I can assure JI Robertson that I really do think this is a superb film: because 40 people walked out of the cinema he was in is as irrelevant to proving its weakness as the number of bums on seats at, say the Phantom Menace 'proving' that that was a good film.
It is not an action film; it is slow; it is primarily a character piece and therefore works against expectations of Westerns, but that doesn't mean it's not a great one. It actually addresses a central theme of the genre, one that has been explored in various ways for years, that of the clash between celebrity reputation and reality. Pitt's Jesse is capricious, brutal, unstable, murderous, disturbed. Ford's disappointed idolatry and a desire for some celebrity status of his own through killing him after his 'hero' rebuffs and insults him, is doomed. Ford is vilified by those who prefer the mythology about the outlaw. And there is certainly no pretence that Ford kills James as an expression of justice.

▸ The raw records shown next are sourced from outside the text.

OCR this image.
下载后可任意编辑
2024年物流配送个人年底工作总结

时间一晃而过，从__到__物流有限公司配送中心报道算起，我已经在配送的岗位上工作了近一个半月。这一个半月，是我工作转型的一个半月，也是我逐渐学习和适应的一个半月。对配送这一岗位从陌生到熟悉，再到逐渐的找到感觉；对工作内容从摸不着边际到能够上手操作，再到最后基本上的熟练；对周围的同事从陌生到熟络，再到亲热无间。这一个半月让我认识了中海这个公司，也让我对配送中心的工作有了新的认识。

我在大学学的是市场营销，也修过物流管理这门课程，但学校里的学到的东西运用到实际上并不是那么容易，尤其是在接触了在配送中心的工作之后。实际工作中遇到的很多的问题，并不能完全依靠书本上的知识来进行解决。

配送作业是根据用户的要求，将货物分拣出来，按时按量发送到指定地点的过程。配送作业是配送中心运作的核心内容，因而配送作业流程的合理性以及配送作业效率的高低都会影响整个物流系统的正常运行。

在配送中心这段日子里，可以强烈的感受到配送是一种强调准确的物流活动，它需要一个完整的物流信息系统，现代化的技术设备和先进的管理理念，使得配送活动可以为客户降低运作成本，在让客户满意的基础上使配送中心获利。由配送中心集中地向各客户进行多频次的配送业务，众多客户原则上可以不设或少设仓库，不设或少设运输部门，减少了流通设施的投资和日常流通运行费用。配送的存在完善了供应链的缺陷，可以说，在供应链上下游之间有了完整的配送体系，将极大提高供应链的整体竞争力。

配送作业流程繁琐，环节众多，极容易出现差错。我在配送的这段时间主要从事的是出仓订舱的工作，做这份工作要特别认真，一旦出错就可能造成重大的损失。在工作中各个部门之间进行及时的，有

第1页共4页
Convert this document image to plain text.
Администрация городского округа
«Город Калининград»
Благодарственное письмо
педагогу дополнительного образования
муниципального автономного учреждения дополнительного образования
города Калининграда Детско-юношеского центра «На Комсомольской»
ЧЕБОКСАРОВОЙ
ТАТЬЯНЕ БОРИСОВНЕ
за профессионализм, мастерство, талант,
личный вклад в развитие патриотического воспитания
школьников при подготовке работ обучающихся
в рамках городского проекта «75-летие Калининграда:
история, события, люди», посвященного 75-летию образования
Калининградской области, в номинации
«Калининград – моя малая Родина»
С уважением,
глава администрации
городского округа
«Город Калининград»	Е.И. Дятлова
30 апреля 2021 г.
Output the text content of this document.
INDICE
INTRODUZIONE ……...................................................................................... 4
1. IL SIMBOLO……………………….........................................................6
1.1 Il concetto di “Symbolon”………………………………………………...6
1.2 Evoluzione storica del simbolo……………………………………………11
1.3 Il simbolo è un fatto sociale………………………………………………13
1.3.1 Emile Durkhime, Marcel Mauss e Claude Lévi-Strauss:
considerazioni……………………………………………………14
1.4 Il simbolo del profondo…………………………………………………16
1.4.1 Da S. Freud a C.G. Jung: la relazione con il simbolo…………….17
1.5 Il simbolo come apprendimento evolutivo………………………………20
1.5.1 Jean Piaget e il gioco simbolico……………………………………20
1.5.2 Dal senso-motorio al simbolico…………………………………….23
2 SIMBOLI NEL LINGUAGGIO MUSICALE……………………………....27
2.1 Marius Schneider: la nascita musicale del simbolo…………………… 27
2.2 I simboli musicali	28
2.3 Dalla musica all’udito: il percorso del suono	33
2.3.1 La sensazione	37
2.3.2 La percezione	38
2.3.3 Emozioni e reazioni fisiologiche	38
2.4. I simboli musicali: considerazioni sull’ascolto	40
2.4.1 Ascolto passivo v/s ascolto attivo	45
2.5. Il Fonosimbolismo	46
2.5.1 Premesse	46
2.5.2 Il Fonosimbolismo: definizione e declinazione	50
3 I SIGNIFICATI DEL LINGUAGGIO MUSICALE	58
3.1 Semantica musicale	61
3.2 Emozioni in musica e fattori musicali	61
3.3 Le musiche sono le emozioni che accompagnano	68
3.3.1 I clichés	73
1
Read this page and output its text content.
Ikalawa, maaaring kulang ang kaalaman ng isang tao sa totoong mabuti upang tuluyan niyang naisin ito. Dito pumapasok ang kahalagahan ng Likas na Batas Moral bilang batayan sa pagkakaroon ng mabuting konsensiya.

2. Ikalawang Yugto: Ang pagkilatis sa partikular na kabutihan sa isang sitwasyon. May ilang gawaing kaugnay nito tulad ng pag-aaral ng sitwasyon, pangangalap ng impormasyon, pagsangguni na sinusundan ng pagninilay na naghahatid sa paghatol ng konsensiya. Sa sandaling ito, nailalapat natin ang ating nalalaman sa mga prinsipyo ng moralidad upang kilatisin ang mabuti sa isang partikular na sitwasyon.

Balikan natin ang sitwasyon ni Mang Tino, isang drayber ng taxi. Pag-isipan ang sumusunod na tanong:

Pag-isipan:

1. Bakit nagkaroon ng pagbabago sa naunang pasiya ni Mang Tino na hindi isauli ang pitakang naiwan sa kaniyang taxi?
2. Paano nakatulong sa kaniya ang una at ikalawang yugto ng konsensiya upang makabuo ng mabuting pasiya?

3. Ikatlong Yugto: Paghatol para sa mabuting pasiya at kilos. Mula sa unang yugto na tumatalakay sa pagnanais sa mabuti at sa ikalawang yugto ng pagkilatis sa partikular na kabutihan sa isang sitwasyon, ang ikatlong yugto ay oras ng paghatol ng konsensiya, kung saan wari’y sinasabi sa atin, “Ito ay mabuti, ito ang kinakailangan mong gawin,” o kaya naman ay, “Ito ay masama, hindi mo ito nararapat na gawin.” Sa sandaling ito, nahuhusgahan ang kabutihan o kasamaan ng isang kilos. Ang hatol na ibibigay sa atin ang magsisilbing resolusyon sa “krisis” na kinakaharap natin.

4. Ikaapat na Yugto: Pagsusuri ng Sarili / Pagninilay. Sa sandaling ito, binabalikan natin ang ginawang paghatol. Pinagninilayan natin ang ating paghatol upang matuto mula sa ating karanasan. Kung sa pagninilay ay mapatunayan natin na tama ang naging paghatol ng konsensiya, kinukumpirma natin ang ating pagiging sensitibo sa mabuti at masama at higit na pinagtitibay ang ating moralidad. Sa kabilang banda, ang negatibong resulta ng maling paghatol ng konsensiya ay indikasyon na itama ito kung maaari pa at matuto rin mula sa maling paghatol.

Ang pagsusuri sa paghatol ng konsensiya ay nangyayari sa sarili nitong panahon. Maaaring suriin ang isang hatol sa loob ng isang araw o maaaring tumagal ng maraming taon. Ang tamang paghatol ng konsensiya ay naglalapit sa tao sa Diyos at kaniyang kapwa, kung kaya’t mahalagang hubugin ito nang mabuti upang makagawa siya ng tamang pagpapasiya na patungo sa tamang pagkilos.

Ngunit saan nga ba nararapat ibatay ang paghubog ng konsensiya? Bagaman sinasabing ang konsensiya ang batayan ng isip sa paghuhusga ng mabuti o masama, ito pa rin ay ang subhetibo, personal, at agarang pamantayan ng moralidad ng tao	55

The performances of Pitt and Affleck are superb, particularly the latter's depiction of craven idolisation curdling into resentment, envy and desire for esteem, if not his hero's, then the public's, which, they determinedly refuse to give. The soundtrack is wonderful and the cinematography, by Roger Deakins who also DP'd No Country For Old Men, is broodingly beautiful. This really lingers in the memory. It amazes me that we can see all sorts of mediocrity replicated in hundreds of cinemas, but it's so hard to find this gem. Saw it for the first time a couple of weeks ago and desperate to see it again, but where?